Trimethylamine (TMA) is a volatile, foul-smelling, diet-derived amine, primarily generated in the colon and metabolized in the liver to its odorless N-oxide (TMAO). In primary trimethylaminuria (TMAU), an inherited deficiency in flavin-containing monooxygenase 3 leads to elevated systemic TMA levels. The excretion of elevated amounts of TMA in sweat, breath, urine and other bodily secretions gives individuals affected by TMAU a smell resembling that of rotten fish. Although the disorder might not seem an important health problem, its social and psychological burden can be devastating. To date, no treatment modifying the disorder exists and only a few pharmacological therapies provide modest and transient benefits. This review provides an overview of investigated TMAU treatments and outlines promising new research directions.

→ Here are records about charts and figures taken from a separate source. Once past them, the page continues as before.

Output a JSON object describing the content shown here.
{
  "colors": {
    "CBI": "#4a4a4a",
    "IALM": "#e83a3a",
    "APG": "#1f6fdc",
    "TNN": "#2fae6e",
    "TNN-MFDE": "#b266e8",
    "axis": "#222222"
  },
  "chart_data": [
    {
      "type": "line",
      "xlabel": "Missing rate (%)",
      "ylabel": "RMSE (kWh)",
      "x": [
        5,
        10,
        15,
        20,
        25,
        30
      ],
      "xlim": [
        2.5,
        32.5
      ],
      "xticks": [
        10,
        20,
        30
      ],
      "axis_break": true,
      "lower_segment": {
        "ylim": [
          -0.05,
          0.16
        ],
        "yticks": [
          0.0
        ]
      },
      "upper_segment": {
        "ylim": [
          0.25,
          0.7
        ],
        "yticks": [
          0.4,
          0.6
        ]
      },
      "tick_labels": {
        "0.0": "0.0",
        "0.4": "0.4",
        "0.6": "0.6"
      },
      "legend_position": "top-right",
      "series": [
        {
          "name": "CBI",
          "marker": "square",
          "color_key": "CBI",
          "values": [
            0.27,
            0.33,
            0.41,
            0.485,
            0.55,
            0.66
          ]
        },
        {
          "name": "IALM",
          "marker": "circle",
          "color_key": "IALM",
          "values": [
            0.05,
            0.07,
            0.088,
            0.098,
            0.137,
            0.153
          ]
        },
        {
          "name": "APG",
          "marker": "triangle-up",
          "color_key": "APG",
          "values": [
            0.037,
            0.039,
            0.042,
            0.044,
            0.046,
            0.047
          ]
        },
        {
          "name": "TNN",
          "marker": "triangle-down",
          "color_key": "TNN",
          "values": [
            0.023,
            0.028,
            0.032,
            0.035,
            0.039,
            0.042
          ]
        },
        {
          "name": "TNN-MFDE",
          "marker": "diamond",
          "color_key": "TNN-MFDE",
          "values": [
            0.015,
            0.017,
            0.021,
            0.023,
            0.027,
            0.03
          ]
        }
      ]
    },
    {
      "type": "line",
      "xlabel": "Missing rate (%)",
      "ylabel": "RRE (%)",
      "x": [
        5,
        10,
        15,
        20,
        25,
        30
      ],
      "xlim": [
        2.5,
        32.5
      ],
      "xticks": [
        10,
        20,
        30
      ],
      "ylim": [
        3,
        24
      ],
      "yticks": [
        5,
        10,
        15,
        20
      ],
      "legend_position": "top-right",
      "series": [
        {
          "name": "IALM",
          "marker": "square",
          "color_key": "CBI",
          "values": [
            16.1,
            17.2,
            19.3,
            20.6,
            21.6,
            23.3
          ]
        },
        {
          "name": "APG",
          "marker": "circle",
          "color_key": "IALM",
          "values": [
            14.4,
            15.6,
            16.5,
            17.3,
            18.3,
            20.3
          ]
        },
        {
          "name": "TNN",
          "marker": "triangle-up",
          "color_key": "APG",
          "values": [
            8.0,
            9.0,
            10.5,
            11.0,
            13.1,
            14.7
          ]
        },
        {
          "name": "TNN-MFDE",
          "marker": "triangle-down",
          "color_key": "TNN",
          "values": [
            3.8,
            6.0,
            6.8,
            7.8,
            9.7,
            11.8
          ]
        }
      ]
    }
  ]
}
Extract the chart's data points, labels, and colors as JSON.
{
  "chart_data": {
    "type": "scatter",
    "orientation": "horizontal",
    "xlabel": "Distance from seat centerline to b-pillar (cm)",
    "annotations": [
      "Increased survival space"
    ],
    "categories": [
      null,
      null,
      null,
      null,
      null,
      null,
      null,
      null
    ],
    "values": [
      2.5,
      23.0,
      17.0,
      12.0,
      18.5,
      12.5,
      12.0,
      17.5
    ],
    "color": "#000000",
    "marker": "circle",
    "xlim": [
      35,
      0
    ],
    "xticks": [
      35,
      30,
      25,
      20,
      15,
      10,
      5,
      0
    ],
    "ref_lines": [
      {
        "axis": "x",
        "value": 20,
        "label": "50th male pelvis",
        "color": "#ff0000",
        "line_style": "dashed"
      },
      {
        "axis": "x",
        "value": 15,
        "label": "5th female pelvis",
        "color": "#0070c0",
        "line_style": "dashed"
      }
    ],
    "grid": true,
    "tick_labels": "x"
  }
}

三甲胺 (TMA) 是一种挥发性的、恶臭的、饮食衍生的胺，主要在结肠中产生并在肝脏中代谢成无味的N-氧化物（TMAO）。在原发性三甲基氨基尿症 (TMAU) 中，含黄素单加氧酶 3 的遗传缺陷导致全身 TMA 水平升高。汗液、呼吸、尿液和其他身体分泌物中 TMA 含量升高，使受 TMAU 影响的个体散发出类似于腐烂鱼的气味。虽然这种疾病可能看起来不是一个重要的健康问题，但它的社会和心理负担可能是毁灭性的。迄今为止，尚无改善该疾病的治疗方法，只有少数药物疗法提供适度和短暂的益处。本综述概述了所研究的 TMAU 治疗方法，并概述了有希望的新研究方向。